I recently had lunch with a Team Leader who works at a Keller Williams office. The Team Leader told me that their recruiting goal was 4 agents a week. When I asked them how many agents they had recruited over the last 6 months they told me 5. I was shocked to hear that their results were so low considering the Team Leader’s past success as an agent. That’s when I decided to dig a little deeper.
After a few more questions I found out is that the Team Leader didn’t have problems getting face-to-face meetings with agents they wanted to recruit. Where the Team Leader was struggling is identifying what was really important to each agent, and then showing them how their model would give the agent the value they were seeking.
This barrier lead me to sharing my relationship framework with the Team Leader. It’s a simple way to identify what’s really important to anyone you want to form a relationship with, whether that be a personal or professional relationship.
Here’s how the framework works:
- Every relationship you have or want to have works just like a shared bank account. Just like a real bank account, if you went to the bank today and had not made any deposits but wanted to make a withdrawal the bank teller would tell you; “Sorry, you don’t have any funds available to withdraw.”
- In order to make any type of withdrawal you must first make deposits. Just like a real bank account, you can’t make withdrawals that are larger than the cumulative deposits you’ve made, or you’re going to run into trouble i.e. the relationship will dissolve (account closed).
- Just like a bank has a currency of trade so do relationships. If you went to your bank today with Euros and tried to deposit them the bank teller would tell you “We don’t take Euros.

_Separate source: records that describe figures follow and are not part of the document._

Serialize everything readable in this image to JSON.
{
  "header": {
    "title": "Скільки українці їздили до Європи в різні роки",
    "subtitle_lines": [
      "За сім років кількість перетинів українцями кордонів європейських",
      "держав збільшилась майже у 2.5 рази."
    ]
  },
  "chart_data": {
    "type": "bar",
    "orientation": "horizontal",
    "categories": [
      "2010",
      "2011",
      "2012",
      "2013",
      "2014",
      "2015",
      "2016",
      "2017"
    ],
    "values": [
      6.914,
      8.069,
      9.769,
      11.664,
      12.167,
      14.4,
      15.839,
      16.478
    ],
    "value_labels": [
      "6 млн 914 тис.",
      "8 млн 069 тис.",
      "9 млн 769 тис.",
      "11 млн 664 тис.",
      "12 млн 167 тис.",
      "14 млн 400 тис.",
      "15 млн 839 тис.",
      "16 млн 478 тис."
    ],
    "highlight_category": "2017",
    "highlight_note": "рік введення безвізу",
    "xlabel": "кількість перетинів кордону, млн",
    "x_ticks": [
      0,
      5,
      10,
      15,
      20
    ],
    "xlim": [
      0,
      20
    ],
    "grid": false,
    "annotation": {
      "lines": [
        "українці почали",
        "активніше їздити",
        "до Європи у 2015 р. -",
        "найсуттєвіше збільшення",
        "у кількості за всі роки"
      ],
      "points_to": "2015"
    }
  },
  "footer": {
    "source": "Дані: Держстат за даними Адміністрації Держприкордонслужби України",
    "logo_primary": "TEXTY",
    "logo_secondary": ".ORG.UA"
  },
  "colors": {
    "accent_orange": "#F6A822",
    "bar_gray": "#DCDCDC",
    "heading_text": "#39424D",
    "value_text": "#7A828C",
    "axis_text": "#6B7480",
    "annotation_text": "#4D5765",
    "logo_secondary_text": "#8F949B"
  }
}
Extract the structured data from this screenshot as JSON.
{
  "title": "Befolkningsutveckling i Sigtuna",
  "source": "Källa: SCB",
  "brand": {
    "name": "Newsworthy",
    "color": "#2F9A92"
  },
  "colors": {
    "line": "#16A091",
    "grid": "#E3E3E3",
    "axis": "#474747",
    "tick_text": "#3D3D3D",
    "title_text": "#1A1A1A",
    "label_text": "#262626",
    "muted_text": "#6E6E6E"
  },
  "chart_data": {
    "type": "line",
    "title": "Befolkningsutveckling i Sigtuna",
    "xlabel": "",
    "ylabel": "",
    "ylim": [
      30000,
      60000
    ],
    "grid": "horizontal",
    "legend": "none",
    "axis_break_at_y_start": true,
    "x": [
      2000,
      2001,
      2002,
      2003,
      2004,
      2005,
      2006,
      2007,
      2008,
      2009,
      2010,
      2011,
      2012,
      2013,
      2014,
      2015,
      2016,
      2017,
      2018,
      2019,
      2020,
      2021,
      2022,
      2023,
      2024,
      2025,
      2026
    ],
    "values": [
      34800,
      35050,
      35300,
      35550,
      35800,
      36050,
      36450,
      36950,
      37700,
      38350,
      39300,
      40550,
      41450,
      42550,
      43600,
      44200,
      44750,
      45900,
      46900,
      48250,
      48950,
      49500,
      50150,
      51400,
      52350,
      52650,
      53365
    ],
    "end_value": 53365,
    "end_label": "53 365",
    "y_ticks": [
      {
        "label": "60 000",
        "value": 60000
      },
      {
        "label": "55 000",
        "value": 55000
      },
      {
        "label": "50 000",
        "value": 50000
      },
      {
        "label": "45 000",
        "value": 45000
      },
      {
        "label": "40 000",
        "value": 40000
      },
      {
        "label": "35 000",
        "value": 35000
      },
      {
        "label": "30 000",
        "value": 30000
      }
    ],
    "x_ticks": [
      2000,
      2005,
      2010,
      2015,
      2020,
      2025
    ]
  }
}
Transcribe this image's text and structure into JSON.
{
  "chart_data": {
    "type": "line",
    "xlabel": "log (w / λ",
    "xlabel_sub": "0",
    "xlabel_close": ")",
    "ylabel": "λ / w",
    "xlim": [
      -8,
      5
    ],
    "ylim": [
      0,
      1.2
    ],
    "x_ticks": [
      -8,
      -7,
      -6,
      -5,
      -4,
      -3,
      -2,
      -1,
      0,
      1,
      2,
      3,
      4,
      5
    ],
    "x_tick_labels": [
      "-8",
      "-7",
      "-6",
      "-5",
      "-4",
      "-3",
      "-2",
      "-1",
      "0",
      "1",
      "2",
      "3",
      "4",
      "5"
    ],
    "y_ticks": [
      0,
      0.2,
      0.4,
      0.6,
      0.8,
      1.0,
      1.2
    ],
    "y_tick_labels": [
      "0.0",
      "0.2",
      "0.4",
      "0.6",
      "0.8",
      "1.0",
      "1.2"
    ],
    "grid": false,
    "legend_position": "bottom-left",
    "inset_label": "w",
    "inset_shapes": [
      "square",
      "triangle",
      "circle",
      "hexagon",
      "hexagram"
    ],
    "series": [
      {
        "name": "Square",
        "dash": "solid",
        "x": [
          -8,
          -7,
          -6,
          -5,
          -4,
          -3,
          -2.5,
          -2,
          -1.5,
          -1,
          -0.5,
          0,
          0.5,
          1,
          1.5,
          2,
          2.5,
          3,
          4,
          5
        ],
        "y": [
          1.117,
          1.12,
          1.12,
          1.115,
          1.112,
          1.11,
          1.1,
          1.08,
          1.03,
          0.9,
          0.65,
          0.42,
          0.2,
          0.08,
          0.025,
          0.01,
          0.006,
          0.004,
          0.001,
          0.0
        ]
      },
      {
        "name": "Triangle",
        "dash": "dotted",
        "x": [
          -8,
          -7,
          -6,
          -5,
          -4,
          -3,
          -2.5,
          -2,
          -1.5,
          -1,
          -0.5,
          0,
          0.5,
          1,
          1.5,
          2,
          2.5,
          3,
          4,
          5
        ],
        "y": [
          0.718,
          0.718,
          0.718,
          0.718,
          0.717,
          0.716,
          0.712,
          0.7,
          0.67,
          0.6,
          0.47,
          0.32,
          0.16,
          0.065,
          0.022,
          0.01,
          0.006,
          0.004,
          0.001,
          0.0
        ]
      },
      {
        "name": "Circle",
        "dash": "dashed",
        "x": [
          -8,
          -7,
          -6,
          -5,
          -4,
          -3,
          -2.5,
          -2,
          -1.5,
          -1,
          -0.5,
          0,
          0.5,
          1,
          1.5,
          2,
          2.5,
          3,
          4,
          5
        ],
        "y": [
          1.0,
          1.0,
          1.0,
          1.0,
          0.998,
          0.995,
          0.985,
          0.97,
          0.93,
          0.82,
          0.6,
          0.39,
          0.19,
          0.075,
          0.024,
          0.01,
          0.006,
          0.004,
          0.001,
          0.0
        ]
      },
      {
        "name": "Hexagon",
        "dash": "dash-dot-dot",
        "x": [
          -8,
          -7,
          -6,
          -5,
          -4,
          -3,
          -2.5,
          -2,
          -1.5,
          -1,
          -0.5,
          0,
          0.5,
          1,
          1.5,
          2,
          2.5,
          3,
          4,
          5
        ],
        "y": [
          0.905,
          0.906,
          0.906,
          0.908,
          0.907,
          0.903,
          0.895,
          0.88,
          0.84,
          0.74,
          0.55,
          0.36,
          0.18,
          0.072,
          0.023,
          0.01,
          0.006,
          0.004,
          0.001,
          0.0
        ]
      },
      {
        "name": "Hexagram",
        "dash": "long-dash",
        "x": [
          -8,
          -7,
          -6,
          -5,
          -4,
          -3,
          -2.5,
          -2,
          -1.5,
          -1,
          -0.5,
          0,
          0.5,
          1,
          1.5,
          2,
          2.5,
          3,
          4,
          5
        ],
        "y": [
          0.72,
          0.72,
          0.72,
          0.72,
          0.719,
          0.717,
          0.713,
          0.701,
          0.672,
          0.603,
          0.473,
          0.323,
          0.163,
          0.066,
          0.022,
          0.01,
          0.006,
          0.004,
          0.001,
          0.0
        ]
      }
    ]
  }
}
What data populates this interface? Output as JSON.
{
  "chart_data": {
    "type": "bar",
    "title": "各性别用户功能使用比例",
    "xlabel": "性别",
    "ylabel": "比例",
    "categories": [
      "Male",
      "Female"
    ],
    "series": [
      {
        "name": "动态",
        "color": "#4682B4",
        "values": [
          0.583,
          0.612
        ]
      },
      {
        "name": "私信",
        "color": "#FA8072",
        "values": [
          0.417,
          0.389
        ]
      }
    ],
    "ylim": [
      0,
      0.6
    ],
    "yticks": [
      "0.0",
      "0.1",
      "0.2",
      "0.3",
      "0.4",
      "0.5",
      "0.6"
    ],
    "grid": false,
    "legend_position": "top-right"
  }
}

However, if you convert those Euros into US funds we’d be more than happy to deposit the funds into your account.” What this means in terms of professional relationships is that if a meaningful deposit equals one-on-one mentoring, but you only offer a person a written guide to success chances are they will not see this as a meaningful deposit into the relationship account.
- Identifying what a meaningful deposit is easy, you just ask. Based on the person’s response to that question will immediately tell you whether or not you’re able to make the deposits they require. If you’re not able to make the required deposit then you’re wasting everyone’s time moving forward with a relationship because IT WILL FAIL.
- If you’re able to make meaningful deposits into the relationship account then the next step is to identify to your relationship partner the types of withdrawals you intend to make. This sets a clear expectation and gives you a future point of reference for measuring the account balance.
After I shared this framework with the Team Leader, the very next week they used it to recruit 4 new agents, and have sustained their conversion rate ever since.
I personally shared my relationship framework with a lot of people I come in contact with. It allows me to cut through the chatter and get to a deeper understanding of what others really want and need out of a relationship with me and or my company. A huge side benefit is that approaching people in this fashion gives them the sincere impression that you care, and that your intentions are not disingenuous.
The last, and most important finding, is that the framework saves me huge amounts of time for three reasons. First, I don’t go around making deposits into relationship accounts that I can never make a withdrawal. Second, I also don’t waste time making non-meaningful deposits. Third, I don’t have to guess how to make meaningful deposits into relationship that I care about.